The Fourth of July is always a special day at Historic Annapolis. This year, for the sixteenth time, we’re hosting a Naturalization Ceremony conducted by officials from U.S. Citizenship and Immigration Services at the William Paca House and Garden. It’s especially fitting that we welcome new citizens into the American family at William Paca’s home every July 4th, because he himself became a founding citizen of the new United States on that day in 1776.
It’s wonderful to look out over the diverse faces of the candidates for citizenship as they sit together in the front rows, and to hear the individual names and different countries of origin as each person is called to the podium for recognition. The simple yet profound truths expressed in the Declaration—that all people are created equal, with certain inherent rights, and that government’s duty is to serve them by protecting those rights—motivated Mr. Paca to take bold, revolutionary action 247 years ago, and they continue to draw people to our shores to share in the promise of liberty and freedom we enjoy as Americans.
The Naturalization Ceremony will begin at 9 am on Tuesday, July 4. The event is free and open to the public, but please note that seating is limited, as we give seating priority to the relatives and friends of the citizen candidates.

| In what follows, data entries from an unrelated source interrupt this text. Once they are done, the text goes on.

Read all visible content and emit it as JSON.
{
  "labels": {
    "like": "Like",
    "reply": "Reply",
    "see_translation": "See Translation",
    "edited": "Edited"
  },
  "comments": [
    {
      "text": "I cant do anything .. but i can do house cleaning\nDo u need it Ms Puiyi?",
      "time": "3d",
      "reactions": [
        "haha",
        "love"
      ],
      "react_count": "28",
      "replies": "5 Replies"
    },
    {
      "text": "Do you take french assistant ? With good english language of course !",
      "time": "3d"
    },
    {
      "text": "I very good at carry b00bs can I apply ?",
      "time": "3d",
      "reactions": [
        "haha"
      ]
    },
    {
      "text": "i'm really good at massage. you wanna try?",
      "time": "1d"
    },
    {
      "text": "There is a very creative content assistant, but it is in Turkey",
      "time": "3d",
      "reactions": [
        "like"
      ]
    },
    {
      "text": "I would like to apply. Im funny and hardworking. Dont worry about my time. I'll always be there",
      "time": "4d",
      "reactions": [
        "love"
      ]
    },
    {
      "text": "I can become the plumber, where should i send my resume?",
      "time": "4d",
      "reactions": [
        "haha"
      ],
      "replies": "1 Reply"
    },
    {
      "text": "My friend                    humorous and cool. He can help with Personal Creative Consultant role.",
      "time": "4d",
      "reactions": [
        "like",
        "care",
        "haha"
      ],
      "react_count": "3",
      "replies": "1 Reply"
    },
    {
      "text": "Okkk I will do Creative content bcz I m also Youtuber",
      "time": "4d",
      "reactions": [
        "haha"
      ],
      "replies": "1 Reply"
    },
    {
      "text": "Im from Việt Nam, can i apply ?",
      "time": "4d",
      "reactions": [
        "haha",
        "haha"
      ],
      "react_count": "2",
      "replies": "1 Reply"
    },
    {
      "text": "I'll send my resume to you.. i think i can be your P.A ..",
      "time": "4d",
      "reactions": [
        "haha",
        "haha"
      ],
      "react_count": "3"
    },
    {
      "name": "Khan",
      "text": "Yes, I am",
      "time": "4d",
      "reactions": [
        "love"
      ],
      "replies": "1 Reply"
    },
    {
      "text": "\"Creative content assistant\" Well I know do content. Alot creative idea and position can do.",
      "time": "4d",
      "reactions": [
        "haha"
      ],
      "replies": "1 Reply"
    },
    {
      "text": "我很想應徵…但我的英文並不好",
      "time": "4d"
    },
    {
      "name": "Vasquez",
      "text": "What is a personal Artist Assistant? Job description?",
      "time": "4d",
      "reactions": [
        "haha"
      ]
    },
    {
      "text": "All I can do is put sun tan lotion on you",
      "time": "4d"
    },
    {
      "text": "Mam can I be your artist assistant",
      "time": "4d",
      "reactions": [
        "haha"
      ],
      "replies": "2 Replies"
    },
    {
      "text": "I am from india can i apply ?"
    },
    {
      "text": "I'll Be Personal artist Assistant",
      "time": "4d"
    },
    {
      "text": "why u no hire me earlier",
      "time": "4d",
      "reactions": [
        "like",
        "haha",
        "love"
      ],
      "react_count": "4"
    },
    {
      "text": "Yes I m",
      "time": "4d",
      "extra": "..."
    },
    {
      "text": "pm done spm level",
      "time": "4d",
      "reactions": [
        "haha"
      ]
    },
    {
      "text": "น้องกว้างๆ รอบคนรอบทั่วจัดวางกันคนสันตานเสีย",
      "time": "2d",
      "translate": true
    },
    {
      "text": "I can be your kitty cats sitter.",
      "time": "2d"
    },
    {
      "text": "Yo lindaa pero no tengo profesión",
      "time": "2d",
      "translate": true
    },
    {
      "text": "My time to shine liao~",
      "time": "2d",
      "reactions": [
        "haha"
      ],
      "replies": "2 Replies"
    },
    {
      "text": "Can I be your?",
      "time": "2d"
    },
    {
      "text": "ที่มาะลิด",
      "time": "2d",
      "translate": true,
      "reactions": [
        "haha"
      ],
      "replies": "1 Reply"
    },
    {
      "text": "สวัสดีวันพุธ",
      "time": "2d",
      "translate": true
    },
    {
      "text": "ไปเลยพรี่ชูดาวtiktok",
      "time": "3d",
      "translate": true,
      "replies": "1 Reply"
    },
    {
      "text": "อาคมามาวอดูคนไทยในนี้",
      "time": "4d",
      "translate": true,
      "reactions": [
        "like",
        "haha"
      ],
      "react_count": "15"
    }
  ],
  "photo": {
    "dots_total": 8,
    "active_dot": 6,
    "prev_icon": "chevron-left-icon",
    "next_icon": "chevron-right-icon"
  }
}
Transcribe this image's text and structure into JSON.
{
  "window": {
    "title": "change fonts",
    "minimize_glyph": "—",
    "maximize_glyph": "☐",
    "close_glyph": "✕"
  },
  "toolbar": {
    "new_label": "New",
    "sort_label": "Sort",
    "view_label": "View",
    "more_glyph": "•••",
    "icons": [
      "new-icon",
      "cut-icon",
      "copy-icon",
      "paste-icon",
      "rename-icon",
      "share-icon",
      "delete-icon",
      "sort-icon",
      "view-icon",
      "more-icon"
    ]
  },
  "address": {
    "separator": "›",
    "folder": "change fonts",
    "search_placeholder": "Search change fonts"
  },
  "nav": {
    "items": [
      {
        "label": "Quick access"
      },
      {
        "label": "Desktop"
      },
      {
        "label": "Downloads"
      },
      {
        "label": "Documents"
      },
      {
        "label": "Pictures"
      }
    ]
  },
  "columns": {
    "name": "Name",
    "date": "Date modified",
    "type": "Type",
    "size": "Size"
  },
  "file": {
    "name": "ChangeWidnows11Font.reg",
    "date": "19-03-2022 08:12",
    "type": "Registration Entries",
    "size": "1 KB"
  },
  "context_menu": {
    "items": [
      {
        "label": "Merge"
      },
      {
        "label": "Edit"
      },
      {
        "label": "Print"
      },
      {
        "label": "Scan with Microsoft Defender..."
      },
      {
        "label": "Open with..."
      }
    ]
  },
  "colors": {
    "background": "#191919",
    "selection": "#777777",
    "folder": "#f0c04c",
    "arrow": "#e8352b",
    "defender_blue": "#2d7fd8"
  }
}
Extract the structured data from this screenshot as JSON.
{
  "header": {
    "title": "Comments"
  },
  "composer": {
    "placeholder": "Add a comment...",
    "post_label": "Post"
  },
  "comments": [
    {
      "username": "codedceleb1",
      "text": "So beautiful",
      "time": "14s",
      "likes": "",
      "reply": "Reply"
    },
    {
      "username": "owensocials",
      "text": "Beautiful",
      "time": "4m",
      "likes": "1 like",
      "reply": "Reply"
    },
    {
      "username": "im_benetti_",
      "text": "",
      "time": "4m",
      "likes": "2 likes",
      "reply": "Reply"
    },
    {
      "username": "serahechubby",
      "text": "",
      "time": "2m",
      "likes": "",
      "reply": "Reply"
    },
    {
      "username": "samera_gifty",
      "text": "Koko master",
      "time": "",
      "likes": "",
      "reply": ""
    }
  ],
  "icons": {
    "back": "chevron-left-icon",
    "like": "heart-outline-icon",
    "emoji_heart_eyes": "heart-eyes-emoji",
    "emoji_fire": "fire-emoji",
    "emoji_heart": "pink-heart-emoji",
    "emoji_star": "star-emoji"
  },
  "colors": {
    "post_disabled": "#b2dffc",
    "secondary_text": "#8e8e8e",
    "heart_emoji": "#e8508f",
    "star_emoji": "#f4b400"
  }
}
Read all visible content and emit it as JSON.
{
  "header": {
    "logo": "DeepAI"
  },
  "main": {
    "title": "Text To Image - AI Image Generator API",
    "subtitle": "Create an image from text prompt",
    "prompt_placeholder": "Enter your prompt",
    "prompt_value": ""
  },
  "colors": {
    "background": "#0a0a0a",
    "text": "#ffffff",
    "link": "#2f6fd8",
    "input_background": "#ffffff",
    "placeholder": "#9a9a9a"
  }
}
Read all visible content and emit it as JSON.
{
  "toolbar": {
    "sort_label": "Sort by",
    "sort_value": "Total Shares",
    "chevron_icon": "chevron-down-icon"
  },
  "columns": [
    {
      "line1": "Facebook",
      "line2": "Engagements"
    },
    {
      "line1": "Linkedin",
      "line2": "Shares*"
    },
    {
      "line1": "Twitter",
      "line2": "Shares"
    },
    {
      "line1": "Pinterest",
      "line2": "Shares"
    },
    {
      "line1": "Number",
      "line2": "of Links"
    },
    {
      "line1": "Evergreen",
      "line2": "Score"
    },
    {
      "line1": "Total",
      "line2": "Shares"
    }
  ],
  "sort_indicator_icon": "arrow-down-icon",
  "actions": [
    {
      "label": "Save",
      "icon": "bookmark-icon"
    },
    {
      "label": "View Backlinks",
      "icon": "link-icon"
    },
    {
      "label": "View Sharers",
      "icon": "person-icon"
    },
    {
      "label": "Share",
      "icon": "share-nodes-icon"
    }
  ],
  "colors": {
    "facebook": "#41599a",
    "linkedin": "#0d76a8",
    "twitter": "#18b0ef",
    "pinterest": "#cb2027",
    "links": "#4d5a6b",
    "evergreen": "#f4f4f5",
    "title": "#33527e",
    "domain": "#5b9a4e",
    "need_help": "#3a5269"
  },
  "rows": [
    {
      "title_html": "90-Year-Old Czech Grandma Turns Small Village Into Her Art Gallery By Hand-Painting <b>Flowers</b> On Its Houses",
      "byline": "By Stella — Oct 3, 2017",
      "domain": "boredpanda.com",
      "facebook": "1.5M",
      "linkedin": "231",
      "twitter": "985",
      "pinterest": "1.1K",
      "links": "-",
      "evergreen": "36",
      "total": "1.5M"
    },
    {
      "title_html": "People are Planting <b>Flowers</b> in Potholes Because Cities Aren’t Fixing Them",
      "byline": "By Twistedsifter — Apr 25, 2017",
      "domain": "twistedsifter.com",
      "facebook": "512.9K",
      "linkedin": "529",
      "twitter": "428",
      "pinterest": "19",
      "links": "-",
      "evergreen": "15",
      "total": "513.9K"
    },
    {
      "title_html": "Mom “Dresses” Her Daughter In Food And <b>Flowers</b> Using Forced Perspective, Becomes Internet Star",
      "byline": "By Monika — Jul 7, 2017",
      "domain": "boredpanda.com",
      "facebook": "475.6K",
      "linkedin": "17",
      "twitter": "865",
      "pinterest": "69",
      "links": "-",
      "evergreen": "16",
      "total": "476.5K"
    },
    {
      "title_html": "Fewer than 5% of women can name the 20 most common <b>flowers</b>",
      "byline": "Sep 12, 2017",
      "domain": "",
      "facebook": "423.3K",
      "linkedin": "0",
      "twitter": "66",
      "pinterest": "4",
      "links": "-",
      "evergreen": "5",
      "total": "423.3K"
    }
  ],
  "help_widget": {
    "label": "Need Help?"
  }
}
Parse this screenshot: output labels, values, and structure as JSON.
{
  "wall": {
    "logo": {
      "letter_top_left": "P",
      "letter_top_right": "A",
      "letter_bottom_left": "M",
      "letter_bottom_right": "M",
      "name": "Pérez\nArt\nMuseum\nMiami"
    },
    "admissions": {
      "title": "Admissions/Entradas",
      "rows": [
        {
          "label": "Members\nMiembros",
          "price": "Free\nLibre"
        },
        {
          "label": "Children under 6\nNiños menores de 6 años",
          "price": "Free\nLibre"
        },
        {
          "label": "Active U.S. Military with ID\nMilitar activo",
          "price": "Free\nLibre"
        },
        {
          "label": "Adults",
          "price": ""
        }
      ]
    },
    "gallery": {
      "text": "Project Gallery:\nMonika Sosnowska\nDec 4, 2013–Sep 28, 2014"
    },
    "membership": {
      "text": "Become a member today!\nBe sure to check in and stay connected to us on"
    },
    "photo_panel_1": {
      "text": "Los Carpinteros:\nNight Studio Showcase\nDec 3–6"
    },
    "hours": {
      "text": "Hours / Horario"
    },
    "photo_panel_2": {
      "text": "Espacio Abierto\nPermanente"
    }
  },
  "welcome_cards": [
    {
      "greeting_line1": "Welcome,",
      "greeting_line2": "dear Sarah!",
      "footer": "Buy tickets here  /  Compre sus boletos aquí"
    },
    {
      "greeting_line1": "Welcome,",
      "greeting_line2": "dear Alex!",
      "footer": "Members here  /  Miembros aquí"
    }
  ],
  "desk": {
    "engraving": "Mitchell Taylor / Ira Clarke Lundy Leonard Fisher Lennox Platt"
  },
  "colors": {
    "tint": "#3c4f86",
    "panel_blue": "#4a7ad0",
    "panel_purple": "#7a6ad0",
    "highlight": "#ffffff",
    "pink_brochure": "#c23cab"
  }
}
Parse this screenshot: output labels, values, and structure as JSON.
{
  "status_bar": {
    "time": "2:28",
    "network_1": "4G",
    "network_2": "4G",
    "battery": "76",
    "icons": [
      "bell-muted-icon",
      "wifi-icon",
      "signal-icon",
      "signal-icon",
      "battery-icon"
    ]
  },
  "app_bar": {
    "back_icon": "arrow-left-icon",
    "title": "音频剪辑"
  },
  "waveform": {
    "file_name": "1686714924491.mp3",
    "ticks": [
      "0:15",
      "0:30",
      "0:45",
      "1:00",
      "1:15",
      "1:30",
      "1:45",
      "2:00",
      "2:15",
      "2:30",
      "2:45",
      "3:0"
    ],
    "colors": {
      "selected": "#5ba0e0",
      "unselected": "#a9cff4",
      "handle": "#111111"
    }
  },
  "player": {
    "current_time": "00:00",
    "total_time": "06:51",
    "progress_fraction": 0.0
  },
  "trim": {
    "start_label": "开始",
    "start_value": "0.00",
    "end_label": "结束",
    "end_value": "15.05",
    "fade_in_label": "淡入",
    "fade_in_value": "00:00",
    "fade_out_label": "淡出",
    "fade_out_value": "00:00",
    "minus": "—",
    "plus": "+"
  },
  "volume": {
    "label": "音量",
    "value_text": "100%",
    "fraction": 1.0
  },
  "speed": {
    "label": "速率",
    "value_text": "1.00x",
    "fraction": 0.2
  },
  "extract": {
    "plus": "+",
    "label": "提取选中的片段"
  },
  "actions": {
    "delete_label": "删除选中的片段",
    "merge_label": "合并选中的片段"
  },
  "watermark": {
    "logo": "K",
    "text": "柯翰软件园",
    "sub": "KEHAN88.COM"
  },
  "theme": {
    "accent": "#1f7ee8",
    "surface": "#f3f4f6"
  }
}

Following the ceremony, we’ll continue our Fourth of July Celebration at the William Paca House and Garden, the Museum of Historic Annapolis, the Waterfront Warehouse, and Hogshead. The admission fee includes entry to all four sites, which will be brought to life by our living history volunteers and other special guests. We are especially proud to host Nathan Richardson, renowned Frederick Douglass reenactor, who will share about the life of Douglass and present an excerpt from his speech, “For What to a Slave is the Fourth of July?” The 10:30 am presentation will be presented on the front terrace of the Paca House, and is free and open to the public.
While you’re visiting the William Paca House and Garden, be sure to explore our exhibit We Hold These Truths: Maryland’s Signers and the Declaration of Independence, which opened in 2021 with generous funding from the General Society of Colonial Wars and the Society of Colonial Wars in the State of Maryland. The exhibit examines the public and private lives of William Paca, Samuel Chase, Charles Carroll of Carrollton, and Thomas Stone and includes historic, personal objects associated with each patriot leader. It also reveals some surprising truths about the four Signers, the Declaration itself, and the complicated, sometimes messy, process by which America proclaimed its independence. You’ll come away with fresh perspectives on the people, events, and ideas behind the story of our nation’s founding.
Happy birthday, America, and welcome to our newest citizens!